The American oil colossus stands well-positioned, when measured against all comers, from whichever sector they dominate.
Guyanese critics may not like to hear this, but Exxon did very well, according to an article dated November 22, 2019 in the Wall Street Journal titled, “Exxon is one of the most innovative companies. But it still (mostly) shuns renewables.”
As found by the Drucker Institute at Claremont Graduate University, it “is the only nontech company among the five most innovative in this year’s Management Top 250” ranking. The company’s emphases continue to be on how to make fossil fuels competitive, highly competitive and, to demonstrate the intensity of its seriousness, Exxon commits to “pouring money into making oil and gas as competitive as possible.”

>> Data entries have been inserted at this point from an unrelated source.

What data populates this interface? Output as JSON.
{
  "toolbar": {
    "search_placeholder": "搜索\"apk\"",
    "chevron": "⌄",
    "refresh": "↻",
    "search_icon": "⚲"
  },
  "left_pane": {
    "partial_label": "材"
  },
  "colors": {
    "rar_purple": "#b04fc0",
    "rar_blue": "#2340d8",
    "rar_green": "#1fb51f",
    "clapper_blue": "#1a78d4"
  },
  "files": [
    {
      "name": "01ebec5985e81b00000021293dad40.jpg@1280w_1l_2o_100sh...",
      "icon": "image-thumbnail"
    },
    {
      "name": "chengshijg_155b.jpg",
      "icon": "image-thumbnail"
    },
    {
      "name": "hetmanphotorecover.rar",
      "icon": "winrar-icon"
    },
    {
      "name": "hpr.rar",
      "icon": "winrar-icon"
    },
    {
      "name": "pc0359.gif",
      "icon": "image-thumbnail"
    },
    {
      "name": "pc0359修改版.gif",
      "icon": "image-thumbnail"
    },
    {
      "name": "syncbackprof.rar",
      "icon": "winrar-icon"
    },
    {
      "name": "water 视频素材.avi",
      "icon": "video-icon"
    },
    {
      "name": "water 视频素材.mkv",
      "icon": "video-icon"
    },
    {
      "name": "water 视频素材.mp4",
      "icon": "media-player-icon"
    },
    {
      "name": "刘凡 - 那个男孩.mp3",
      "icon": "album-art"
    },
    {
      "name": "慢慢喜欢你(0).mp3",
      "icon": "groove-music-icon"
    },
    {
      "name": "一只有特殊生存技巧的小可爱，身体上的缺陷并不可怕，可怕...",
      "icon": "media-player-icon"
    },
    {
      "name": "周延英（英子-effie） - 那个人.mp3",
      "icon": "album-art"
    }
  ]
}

Those are fighting words, as second place is not part of Exxon’s mantra. The engineers and scientists there “want to know the rules, then they go out and win.” That is all well and good, but angry Guyanese detractors may justifiably ask: how about pouring a little something more here in Guyana, which is inextricably tied to Exxon’s future plans?
Regrettably, Exxon has bigger elephants to hunt. A big-ticket item for the corporation is research. When its peers hedge their bets through diversifying into renewables, Exxon goes for broke, since it believes that “the world will need fossil fuels for the foreseeable future.”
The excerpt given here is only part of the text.